ESTUAIRE DE LA LOIRE CORRESPONDANCE
C’est Anne Auffret, maire divers gauche de Donges (Loire-Atlantique) fraîchement élue, qui rapporte la scène. Dimanche 16 mars, elle supervise le scrutin de l’élection cantonale. Dans la soirée, des représentants de la raffinerie Total implantée sur la commune font irruption lors du dépouillement pour révéler qu’un « petit incident » s’y est produit. Une fuite, survenue sur une canalisation lors du chargement d’un cargo à quai, a provoqué un déversement de fuel. « Les porte-parole de Total n’étaient pas du tout alarmistes, relate Mme Auffret. Ils nous ont dit : »Ne vous inquiétez pas, on gère.« »
Une semaine plus tard, le « petit incident » est loin d’être résorbé. Plus de 400 tonnes de fuel lourd se sont échappées de la raffinerie. Une grande partie s’est déversée dans l’estuaire de la Loire, provoquant une minimarée noire et la colère de toute une région, excédée de voir que les leçons de l’Erika ne sont toujours pas tirées.
Ce week-end, les importants coefficients de marée et de fortes rafales de vent ont encore compliqué la tâche des quelque 500 hommes mobilisés pour les opérations de nettoyage. Les autorités se veulent cependant rassurantes : les principales nappes auraient été pompées. Mais la commune de Paimboeuf, la plus touchée par la pollution, voit régulièrement apparaître de nouvelles nappes d’hydrocarbures, avec leurs effluves entêtants.
Les communes de Saint-Brévin, Saint-Nazaire, la Plaine-sur-Mer et Préfailles sont également frappées. La centrale électrique de Cordemais, dans l’impossibilité de puiser de l’eau dans la Loire pour alimenter son circuit de refroidissement, a stoppé momentanément sa production. Plus d’une centaine de pêcheurs professionnels sont bloqués à quai, la pêche dans l’estuaire demeurant interdite jusqu’à nouvel ordre.
« On n’a même pas encore perçu les indemnisations de la précédente pollution de 2006, lorsque deux butaniers étaient entrés en collision, qu’il en arrive une nouvelle, fulmine Louis Vilaine, président du syndicat des marins pêcheurs de l’estuaire. C’est écœurant. »
Les pouvoirs publics, qui avaient annoncé dans un premier temps que le chantier de dépollution serait achevé pour le week-end pascal, reconnaissent aujourd’hui que les opérations de ramassage devraient se prolonger « sans doute dix à quinze jours supplémentaires ».
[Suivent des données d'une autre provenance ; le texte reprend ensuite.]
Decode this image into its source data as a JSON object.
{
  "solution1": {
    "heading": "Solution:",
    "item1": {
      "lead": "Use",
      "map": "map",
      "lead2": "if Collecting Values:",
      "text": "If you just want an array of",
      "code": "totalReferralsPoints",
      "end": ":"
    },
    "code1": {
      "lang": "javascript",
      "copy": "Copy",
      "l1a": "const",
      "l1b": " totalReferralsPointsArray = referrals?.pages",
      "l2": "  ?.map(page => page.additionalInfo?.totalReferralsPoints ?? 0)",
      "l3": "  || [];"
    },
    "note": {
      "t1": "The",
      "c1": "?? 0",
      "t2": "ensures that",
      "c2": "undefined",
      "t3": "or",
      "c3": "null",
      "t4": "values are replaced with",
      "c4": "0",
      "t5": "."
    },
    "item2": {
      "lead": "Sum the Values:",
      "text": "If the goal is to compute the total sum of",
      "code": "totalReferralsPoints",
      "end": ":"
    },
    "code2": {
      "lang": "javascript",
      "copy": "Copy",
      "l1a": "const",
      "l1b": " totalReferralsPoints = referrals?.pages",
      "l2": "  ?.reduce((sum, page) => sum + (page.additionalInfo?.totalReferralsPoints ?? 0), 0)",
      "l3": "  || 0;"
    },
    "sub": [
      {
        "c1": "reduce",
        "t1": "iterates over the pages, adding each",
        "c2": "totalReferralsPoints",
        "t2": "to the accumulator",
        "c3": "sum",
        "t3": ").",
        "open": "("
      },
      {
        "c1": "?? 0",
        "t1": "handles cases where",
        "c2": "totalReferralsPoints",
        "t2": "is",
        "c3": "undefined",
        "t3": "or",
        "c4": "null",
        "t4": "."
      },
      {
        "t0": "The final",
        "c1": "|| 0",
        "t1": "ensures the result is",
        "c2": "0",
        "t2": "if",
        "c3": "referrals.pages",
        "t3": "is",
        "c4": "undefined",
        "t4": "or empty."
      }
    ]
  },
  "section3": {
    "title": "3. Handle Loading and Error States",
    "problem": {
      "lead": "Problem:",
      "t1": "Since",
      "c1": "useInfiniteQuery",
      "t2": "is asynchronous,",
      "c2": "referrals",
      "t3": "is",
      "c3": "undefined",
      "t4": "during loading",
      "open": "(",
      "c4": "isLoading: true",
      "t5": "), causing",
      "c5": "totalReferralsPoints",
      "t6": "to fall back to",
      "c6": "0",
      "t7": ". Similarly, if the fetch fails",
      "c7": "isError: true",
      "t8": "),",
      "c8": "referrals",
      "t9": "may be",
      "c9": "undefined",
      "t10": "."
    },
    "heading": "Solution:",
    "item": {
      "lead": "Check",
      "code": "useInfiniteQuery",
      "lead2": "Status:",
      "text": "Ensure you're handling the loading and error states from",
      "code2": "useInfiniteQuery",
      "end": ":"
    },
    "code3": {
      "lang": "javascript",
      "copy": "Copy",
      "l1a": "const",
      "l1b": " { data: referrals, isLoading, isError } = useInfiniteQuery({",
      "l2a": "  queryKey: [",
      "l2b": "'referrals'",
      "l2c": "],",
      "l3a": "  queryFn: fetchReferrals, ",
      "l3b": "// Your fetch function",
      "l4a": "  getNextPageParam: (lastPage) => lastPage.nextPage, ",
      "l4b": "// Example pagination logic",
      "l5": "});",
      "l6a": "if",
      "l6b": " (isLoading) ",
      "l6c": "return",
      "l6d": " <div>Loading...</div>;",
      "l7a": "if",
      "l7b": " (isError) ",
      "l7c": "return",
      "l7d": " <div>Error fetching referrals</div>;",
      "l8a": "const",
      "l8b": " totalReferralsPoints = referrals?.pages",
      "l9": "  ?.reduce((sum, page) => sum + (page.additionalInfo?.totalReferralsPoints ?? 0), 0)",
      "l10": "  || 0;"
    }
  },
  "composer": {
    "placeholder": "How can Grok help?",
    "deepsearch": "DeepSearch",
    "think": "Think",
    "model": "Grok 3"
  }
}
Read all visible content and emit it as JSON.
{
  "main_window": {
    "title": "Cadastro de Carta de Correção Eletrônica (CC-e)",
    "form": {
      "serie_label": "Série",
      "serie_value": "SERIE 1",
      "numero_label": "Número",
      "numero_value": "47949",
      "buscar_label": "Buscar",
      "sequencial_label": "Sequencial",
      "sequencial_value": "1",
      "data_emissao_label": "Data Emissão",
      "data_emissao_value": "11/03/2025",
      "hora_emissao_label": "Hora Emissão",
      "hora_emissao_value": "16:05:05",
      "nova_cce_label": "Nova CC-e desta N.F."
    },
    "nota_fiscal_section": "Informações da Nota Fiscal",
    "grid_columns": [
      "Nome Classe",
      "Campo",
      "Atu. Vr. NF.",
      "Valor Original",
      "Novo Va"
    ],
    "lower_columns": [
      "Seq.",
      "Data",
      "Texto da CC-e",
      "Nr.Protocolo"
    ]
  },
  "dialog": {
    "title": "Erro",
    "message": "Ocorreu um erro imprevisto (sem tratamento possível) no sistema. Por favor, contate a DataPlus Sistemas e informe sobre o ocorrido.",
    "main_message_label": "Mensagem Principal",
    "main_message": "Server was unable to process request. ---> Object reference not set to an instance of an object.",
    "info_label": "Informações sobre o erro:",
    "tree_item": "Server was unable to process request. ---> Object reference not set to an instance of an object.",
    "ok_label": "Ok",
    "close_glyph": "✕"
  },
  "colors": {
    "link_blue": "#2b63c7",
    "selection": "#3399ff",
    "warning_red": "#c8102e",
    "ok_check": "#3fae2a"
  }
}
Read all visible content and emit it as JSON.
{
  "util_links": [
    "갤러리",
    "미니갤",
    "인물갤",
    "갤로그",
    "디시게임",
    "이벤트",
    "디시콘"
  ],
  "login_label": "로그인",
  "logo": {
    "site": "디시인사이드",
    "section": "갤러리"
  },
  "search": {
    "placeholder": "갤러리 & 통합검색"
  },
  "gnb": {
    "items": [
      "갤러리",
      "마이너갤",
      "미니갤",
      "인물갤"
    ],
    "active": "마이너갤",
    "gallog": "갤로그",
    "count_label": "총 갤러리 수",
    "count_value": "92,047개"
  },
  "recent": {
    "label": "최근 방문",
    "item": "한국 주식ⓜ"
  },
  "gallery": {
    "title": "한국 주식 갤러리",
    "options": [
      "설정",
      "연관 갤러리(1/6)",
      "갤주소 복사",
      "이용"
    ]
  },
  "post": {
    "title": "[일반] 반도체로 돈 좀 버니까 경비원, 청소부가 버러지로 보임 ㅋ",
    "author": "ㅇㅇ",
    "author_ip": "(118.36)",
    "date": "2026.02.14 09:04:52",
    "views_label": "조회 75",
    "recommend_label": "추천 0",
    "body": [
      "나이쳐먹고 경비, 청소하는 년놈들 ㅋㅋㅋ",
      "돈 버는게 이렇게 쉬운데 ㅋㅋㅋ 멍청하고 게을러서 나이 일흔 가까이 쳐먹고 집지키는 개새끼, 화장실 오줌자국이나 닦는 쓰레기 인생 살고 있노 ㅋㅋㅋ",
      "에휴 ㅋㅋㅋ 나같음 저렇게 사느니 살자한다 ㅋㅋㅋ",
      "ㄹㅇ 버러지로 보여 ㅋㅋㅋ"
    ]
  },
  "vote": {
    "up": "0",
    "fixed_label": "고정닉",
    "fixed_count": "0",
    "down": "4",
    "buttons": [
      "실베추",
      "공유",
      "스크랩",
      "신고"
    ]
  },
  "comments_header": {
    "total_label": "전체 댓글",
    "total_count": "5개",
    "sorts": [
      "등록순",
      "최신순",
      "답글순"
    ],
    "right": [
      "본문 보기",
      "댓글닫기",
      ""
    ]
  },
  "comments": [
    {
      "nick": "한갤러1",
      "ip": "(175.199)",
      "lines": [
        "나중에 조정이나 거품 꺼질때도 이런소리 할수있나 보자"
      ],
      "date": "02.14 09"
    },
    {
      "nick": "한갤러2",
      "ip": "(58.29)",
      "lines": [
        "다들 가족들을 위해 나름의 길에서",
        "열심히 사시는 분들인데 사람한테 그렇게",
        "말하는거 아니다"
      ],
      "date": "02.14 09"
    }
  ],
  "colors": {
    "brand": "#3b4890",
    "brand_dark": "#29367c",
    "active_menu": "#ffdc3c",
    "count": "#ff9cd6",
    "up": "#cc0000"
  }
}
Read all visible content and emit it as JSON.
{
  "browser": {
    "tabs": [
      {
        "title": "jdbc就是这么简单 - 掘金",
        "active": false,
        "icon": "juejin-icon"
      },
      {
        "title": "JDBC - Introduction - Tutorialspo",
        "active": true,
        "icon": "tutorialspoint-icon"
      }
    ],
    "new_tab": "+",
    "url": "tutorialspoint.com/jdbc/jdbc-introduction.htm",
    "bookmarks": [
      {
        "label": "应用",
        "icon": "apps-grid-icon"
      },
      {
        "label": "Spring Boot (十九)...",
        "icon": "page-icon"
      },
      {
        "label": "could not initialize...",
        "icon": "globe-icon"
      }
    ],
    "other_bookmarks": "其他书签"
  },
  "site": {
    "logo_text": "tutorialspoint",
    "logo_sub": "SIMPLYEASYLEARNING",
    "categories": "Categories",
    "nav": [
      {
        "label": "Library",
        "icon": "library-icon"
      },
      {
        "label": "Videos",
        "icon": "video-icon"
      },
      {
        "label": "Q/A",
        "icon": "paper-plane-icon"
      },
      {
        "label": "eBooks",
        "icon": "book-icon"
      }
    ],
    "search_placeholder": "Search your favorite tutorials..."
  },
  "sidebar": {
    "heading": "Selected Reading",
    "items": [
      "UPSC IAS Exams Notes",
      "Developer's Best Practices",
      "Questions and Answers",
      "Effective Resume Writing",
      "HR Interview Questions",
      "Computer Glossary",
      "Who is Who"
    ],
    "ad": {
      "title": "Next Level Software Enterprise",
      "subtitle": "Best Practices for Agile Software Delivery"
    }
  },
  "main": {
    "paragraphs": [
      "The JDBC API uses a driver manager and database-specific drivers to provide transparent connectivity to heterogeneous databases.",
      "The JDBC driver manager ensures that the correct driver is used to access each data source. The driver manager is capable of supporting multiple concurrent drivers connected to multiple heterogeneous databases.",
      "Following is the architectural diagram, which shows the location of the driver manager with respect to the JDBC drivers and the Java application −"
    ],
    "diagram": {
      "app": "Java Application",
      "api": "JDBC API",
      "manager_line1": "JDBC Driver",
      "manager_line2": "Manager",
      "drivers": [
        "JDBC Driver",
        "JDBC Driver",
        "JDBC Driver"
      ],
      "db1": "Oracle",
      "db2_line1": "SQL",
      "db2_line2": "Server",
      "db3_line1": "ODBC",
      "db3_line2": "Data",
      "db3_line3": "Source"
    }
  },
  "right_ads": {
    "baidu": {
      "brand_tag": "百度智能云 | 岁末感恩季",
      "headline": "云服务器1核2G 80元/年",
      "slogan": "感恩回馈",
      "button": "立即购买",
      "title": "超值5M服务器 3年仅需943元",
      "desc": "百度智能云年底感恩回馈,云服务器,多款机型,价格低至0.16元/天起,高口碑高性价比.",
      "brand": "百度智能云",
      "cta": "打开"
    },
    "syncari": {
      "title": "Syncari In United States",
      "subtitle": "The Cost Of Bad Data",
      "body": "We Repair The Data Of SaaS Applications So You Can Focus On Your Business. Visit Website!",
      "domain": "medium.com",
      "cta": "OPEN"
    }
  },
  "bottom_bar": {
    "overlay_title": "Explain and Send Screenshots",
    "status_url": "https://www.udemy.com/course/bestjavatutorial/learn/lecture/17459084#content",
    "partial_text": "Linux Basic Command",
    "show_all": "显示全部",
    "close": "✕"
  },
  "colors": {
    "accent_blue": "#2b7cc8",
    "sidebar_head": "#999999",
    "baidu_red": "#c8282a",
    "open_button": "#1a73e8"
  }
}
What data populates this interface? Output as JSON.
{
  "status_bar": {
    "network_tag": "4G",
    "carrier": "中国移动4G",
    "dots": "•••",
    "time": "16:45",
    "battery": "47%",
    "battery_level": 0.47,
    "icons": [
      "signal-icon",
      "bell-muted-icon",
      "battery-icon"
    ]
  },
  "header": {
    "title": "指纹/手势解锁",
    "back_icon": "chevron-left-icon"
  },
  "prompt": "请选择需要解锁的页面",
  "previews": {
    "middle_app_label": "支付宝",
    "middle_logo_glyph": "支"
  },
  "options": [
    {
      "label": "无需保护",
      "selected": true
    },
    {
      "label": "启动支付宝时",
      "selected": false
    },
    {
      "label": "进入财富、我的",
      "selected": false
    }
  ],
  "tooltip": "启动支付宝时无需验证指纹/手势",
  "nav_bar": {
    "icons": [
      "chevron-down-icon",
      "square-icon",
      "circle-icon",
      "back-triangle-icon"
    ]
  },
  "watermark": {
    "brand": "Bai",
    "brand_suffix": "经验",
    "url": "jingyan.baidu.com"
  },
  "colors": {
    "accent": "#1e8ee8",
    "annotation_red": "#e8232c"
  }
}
François de Rugy, député (Verts) de Loire-Atlantique, a demandé la création d’une commission d’enquête parlementaire sur la sécurité des installations portuaires en France. « Il y a eu toute une chaîne de dysfonctionnements à Donges, relève-t-il. On peut se poser des questions sur la qualité des infrastructures, leur niveau de maintenance, mais aussi les procédures d’alerte en vigueur. »
Les causes de l’accident demeurent indéterminées. L’enquête interne diligentée par Total n’a débuté que le 20 mars. Tout juste sait-on que la canalisation défectueuse datait de 1972. « Selon la version de Total, la fuite aurait duré près de trente minutes, souligne Jacky Bonnemains, président de l’association environnementale Robin des bois. Un tel délai pour détecter une anomalie, en plein cœur d’un site classé Seveso, est aussi inquiétant qu’aberrant. »
« Nous avons 20 000 à 30 000 kilomètres de tuyaux au sein de la raffinerie, rétorque le service communication de Total, à Donges. Il était difficile d’identifier plus vite le point défectueux. »
Bernard Garnier, adjoint (Verts) au maire de Saint-Nazaire, chargé de l’environnement, déplore « le manque de transparence » de Total. « On a facilement perdu douze heures avec la mauvaise gestion de la crise », affirme-t-il.
Sur une large partie de l’estuaire, roselières, vasières, marais et prairies ont été touchés. Les spécialistes redoutent un pic de mortalité chez les oiseaux (tadornes, bécasseaux) d’ici à une dizaine de jours. « La raffinerie côtoie l’estuaire, site classé Natura 2000 en raison de la richesse de son écosystème, reprend M. Garnier. Dans un milieu aussi fragile, le maximum de précautions s’impose au moindre incident. »
Michel Bahurel, maire socialiste de Paimboeuf, a porté plainte contre Total pour le préjudice écologique subi par sa commune et la perte d’image de marque. Samedi 22 mars, quelque deux cents personnes ont manifesté à Saint-Nazaire contre le groupe pétrolier.
Les excuses présentées par celui-ci et la promesse de prendre en charge les dépenses générées par la pollution n’y ont rien changé.